Domstein ASA
- Company type: Aksjeselskap
- Industry: Fisheries
- Headquarters: Måløy, Norway
- Area served: Norway
- Key people: Rolf Domstein (CEO) Anne Breiby (Chairman)
- Revenue: NOK 1,918 million (2006)
- Operating income: NOK -23 million (2006)
- Net income: NOK -45 million (2006)
- Number of employees: 585 (2007)
- Website: www.domstein.no

= Domstein =

Norwegian fishing company

Domstein is a Norwegian fishing company based in Måløy. The company is controlled by Rolf Domstein.

==Operations==
Through the division Domstein Fish AS the group has production facilities for white fish in Måløy as well as a partial ownership in Ultra Seafood Loppa. Products are exported to Europe.

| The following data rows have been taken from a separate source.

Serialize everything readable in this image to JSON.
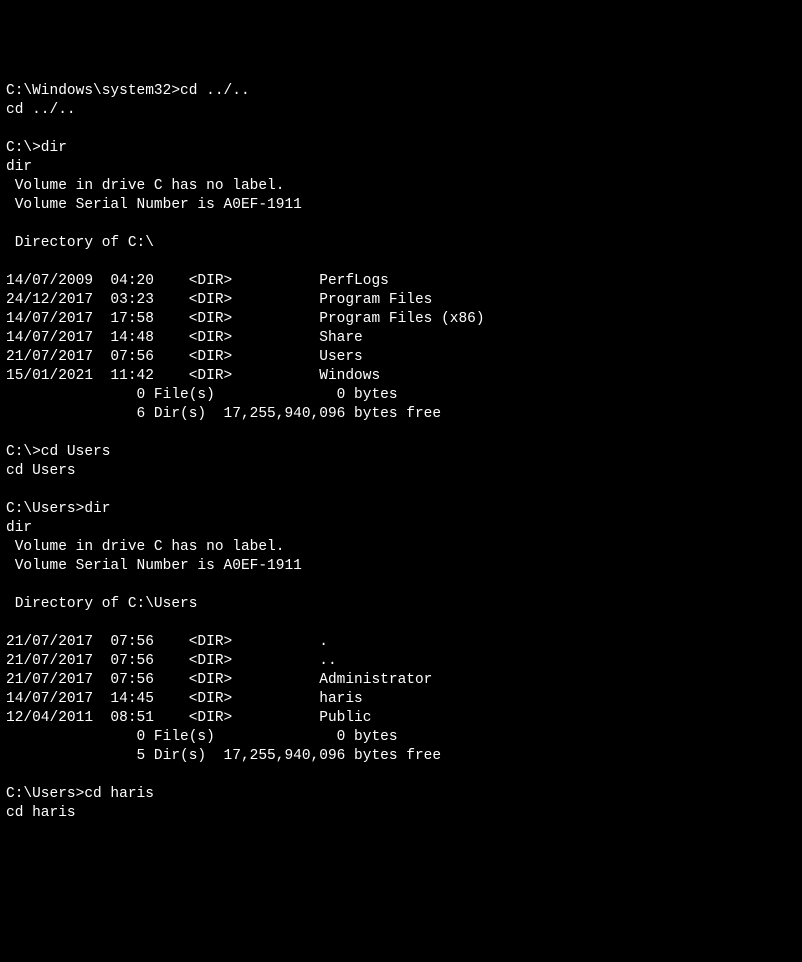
{
  "lines": [
    {
      "kind": "prompt",
      "prompt": "C:\\Windows\\system32>",
      "cmd": "cd ../.."
    },
    {
      "kind": "text",
      "text": "cd ../.."
    },
    {
      "kind": "blank"
    },
    {
      "kind": "prompt",
      "prompt": "C:\\>",
      "cmd": "dir"
    },
    {
      "kind": "text",
      "text": "dir"
    },
    {
      "kind": "text",
      "text": " Volume in drive C has no label."
    },
    {
      "kind": "text",
      "text": " Volume Serial Number is A0EF-1911"
    },
    {
      "kind": "blank"
    },
    {
      "kind": "text",
      "text": " Directory of C:\\"
    },
    {
      "kind": "blank"
    },
    {
      "kind": "entry",
      "date": "14/07/2009",
      "time": "04:20",
      "type": "<DIR>",
      "size": "",
      "name": "PerfLogs"
    },
    {
      "kind": "entry",
      "date": "24/12/2017",
      "time": "03:23",
      "type": "<DIR>",
      "size": "",
      "name": "Program Files"
    },
    {
      "kind": "entry",
      "date": "14/07/2017",
      "time": "17:58",
      "type": "<DIR>",
      "size": "",
      "name": "Program Files (x86)"
    },
    {
      "kind": "entry",
      "date": "14/07/2017",
      "time": "14:48",
      "type": "<DIR>",
      "size": "",
      "name": "Share"
    },
    {
      "kind": "entry",
      "date": "21/07/2017",
      "time": "07:56",
      "type": "<DIR>",
      "size": "",
      "name": "Users"
    },
    {
      "kind": "entry",
      "date": "15/01/2021",
      "time": "11:42",
      "type": "<DIR>",
      "size": "",
      "name": "Windows"
    },
    {
      "kind": "summary",
      "files": "0",
      "files_label": "File(s)",
      "bytes": "0",
      "bytes_label": "bytes"
    },
    {
      "kind": "summary2",
      "dirs": "6",
      "dirs_label": "Dir(s)",
      "free": "17,255,940,096",
      "free_label": "bytes free"
    },
    {
      "kind": "blank"
    },
    {
      "kind": "prompt",
      "prompt": "C:\\>",
      "cmd": "cd Users"
    },
    {
      "kind": "text",
      "text": "cd Users"
    },
    {
      "kind": "blank"
    },
    {
      "kind": "prompt",
      "prompt": "C:\\Users>",
      "cmd": "dir"
    },
    {
      "kind": "text",
      "text": "dir"
    },
    {
      "kind": "text",
      "text": " Volume in drive C has no label."
    },
    {
      "kind": "text",
      "text": " Volume Serial Number is A0EF-1911"
    },
    {
      "kind": "blank"
    },
    {
      "kind": "text",
      "text": " Directory of C:\\Users"
    },
    {
      "kind": "blank"
    },
    {
      "kind": "entry",
      "date": "21/07/2017",
      "time": "07:56",
      "type": "<DIR>",
      "size": "",
      "name": "."
    },
    {
      "kind": "entry",
      "date": "21/07/2017",
      "time": "07:56",
      "type": "<DIR>",
      "size": "",
      "name": ".."
    },
    {
      "kind": "entry",
      "date": "21/07/2017",
      "time": "07:56",
      "type": "<DIR>",
      "size": "",
      "name": "Administrator"
    },
    {
      "kind": "entry",
      "date": "14/07/2017",
      "time": "14:45",
      "type": "<DIR>",
      "size": "",
      "name": "haris"
    },
    {
      "kind": "entry",
      "date": "12/04/2011",
      "time": "08:51",
      "type": "<DIR>",
      "size": "",
      "name": "Public"
    },
    {
      "kind": "summary",
      "files": "0",
      "files_label": "File(s)",
      "bytes": "0",
      "bytes_label": "bytes"
    },
    {
      "kind": "summary2",
      "dirs": "5",
      "dirs_label": "Dir(s)",
      "free": "17,255,940,096",
      "free_label": "bytes free"
    },
    {
      "kind": "blank"
    },
    {
      "kind": "prompt",
      "prompt": "C:\\Users>",
      "cmd": "cd haris"
    },
    {
      "kind": "text",
      "text": "cd haris"
    }
  ]
}
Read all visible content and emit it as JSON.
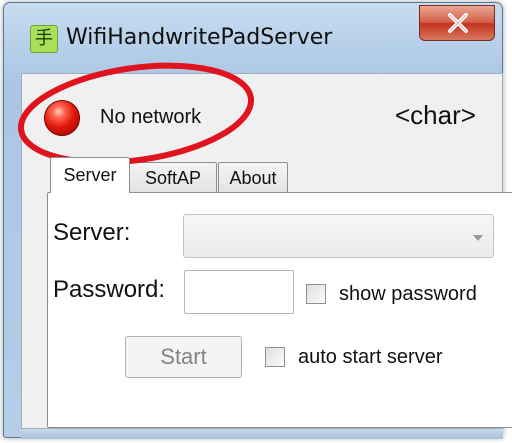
{
  "window": {
    "title": "WifiHandwritePadServer",
    "icon_glyph": "手",
    "close_label": "×"
  },
  "status": {
    "text": "No network",
    "indicator_color": "#e0180d",
    "char_placeholder": "<char>"
  },
  "tabs": [
    {
      "label": "Server",
      "active": true
    },
    {
      "label": "SoftAP",
      "active": false
    },
    {
      "label": "About",
      "active": false
    }
  ],
  "server_tab": {
    "server_label": "Server:",
    "server_value": "",
    "password_label": "Password:",
    "password_value": "",
    "show_password_label": "show password",
    "show_password_checked": false,
    "start_label": "Start",
    "start_enabled": false,
    "auto_start_label": "auto start server",
    "auto_start_checked": false
  },
  "annotation": {
    "color": "#e0141e"
  }
}
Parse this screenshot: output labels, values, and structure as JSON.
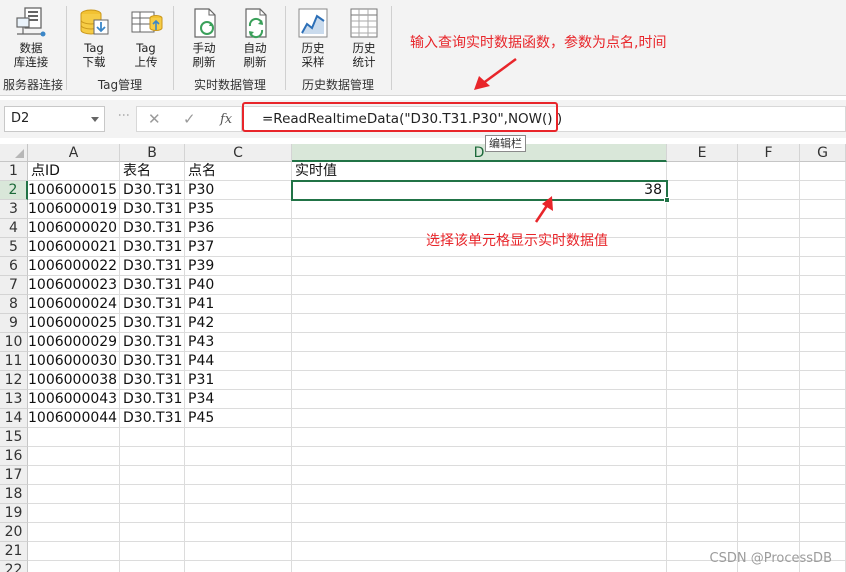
{
  "ribbon": {
    "buttons": [
      {
        "id": "db-connect",
        "label": "数据\n库连接",
        "icon": "server-connect-icon"
      },
      {
        "id": "tag-download",
        "label": "Tag\n下载",
        "icon": "database-download-icon"
      },
      {
        "id": "tag-upload",
        "label": "Tag\n上传",
        "icon": "table-upload-icon"
      },
      {
        "id": "manual-refresh",
        "label": "手动\n刷新",
        "icon": "document-refresh-icon"
      },
      {
        "id": "auto-refresh",
        "label": "自动\n刷新",
        "icon": "document-autorefresh-icon"
      },
      {
        "id": "history-sample",
        "label": "历史\n采样",
        "icon": "line-chart-icon"
      },
      {
        "id": "history-stats",
        "label": "历史\n统计",
        "icon": "spreadsheet-stats-icon"
      }
    ],
    "groups": {
      "server": "服务器连接",
      "tag": "Tag管理",
      "realtime": "实时数据管理",
      "history": "历史数据管理"
    }
  },
  "annotations": {
    "top": "输入查询实时数据函数，参数为点名,时间",
    "cell": "选择该单元格显示实时数据值"
  },
  "formula_bar": {
    "name_box": "D2",
    "fx": "fx",
    "formula": "=ReadRealtimeData(\"D30.T31.P30\",NOW() )",
    "tooltip": "编辑栏"
  },
  "sheet": {
    "columns": [
      "A",
      "B",
      "C",
      "D",
      "E",
      "F",
      "G"
    ],
    "selected_column": "D",
    "selected_row": 2,
    "row_numbers": [
      "1",
      "2",
      "3",
      "4",
      "5",
      "6",
      "7",
      "8",
      "9",
      "10",
      "11",
      "12",
      "13",
      "14",
      "15",
      "16",
      "17",
      "18",
      "19",
      "20",
      "21",
      "22"
    ],
    "headers": {
      "A": "点ID",
      "B": "表名",
      "C": "点名",
      "D": "实时值"
    },
    "rows": [
      [
        "1006000015",
        "D30.T31",
        "P30",
        "38"
      ],
      [
        "1006000019",
        "D30.T31",
        "P35",
        ""
      ],
      [
        "1006000020",
        "D30.T31",
        "P36",
        ""
      ],
      [
        "1006000021",
        "D30.T31",
        "P37",
        ""
      ],
      [
        "1006000022",
        "D30.T31",
        "P39",
        ""
      ],
      [
        "1006000023",
        "D30.T31",
        "P40",
        ""
      ],
      [
        "1006000024",
        "D30.T31",
        "P41",
        ""
      ],
      [
        "1006000025",
        "D30.T31",
        "P42",
        ""
      ],
      [
        "1006000029",
        "D30.T31",
        "P43",
        ""
      ],
      [
        "1006000030",
        "D30.T31",
        "P44",
        ""
      ],
      [
        "1006000038",
        "D30.T31",
        "P31",
        ""
      ],
      [
        "1006000043",
        "D30.T31",
        "P34",
        ""
      ],
      [
        "1006000044",
        "D30.T31",
        "P45",
        ""
      ]
    ]
  },
  "watermark": "CSDN @ProcessDB",
  "colors": {
    "annotation": "#e8252a",
    "selection": "#217346",
    "ribbon_bg": "#f3f3f3"
  }
}
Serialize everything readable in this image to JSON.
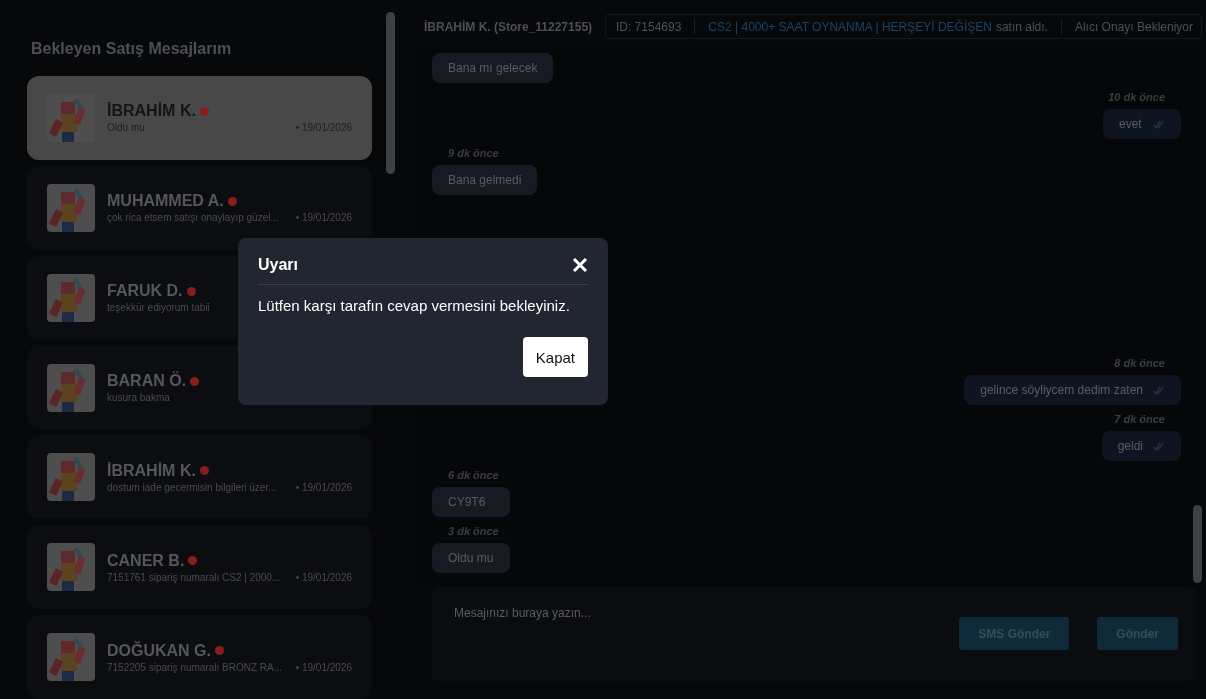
{
  "sidebar": {
    "title": "Bekleyen Satış Mesajlarım",
    "conversations": [
      {
        "name": "İBRAHİM K.",
        "preview": "Oldu mu",
        "date": "• 19/01/2026",
        "unread": true,
        "selected": true
      },
      {
        "name": "MUHAMMED A.",
        "preview": "çok rica etsem satışı onaylayıp güzel...",
        "date": "• 19/01/2026",
        "unread": true,
        "selected": false
      },
      {
        "name": "FARUK D.",
        "preview": "teşekkür ediyorum tabii",
        "unread": true,
        "selected": false
      },
      {
        "name": "BARAN Ö.",
        "preview": "kusura bakma",
        "unread": true,
        "selected": false
      },
      {
        "name": "İBRAHİM K.",
        "preview": "dostum iade gecermisin bilgileri üzer...",
        "date": "• 19/01/2026",
        "unread": true,
        "selected": false
      },
      {
        "name": "CANER B.",
        "preview": "7151761 sipariş numaralı CS2 | 2000...",
        "date": "• 19/01/2026",
        "unread": true,
        "selected": false
      },
      {
        "name": "DOĞUKAN G.",
        "preview": "7152205 sipariş numaralı BRONZ RA...",
        "date": "• 19/01/2026",
        "unread": true,
        "selected": false
      }
    ]
  },
  "chat": {
    "contact": "İBRAHİM K. (Store_11227155)",
    "order_id": "ID: 7154693",
    "product": "CS2 | 4000+ SAAT OYNANMA | HERŞEYİ DEĞİŞEN",
    "purchased": "satın aldı.",
    "status": "Alıcı Onayı Bekleniyor",
    "messages": [
      {
        "kind": "incoming",
        "text": "Bana mı gelecek"
      },
      {
        "kind": "outgoing",
        "time": "10 dk önce",
        "text": "evet"
      },
      {
        "kind": "incoming",
        "time": "9 dk önce",
        "text": "Bana gelmedi"
      },
      {
        "kind": "outgoing",
        "time": "8 dk önce",
        "text": "gelince söyliycem dedim zaten"
      },
      {
        "kind": "outgoing",
        "time": "7 dk önce",
        "text": "geldi"
      },
      {
        "kind": "incoming",
        "time": "6 dk önce",
        "text": "CY9T6"
      },
      {
        "kind": "incoming",
        "time": "3 dk önce",
        "text": "Oldu mu"
      }
    ],
    "composer": {
      "placeholder": "Mesajınızı buraya yazın...",
      "buttons": [
        "SMS Gönder",
        "Gönder"
      ]
    }
  },
  "dialog": {
    "title": "Uyarı",
    "message": "Lütfen karşı tarafın cevap vermesini bekleyiniz.",
    "button": "Kapat"
  }
}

The subsidiary Domstein Enghav AS with head office in Oslo produces frozen fish for the Nordic market branded as Enghav with plants in Vardø, Haugesund, Kungshamn and Lysekil.

Norway Pelagic ASA was founded in 2007 when Domstein Pelagic merged with Global Fish, Bernt Hansen, Bergen Fiskeindustri and Koralfisk. Production plants are located in Sommarøy, Bodø, Ålesund, Liavåg, Selje, Måløy, Kalvåg, Florø, Bergen and Karmøy.

The shipping section Ervik Havfiske that Domstein owns 50% of operates twelve fishing boats that fish 11,000 tonnes annually based on auto line.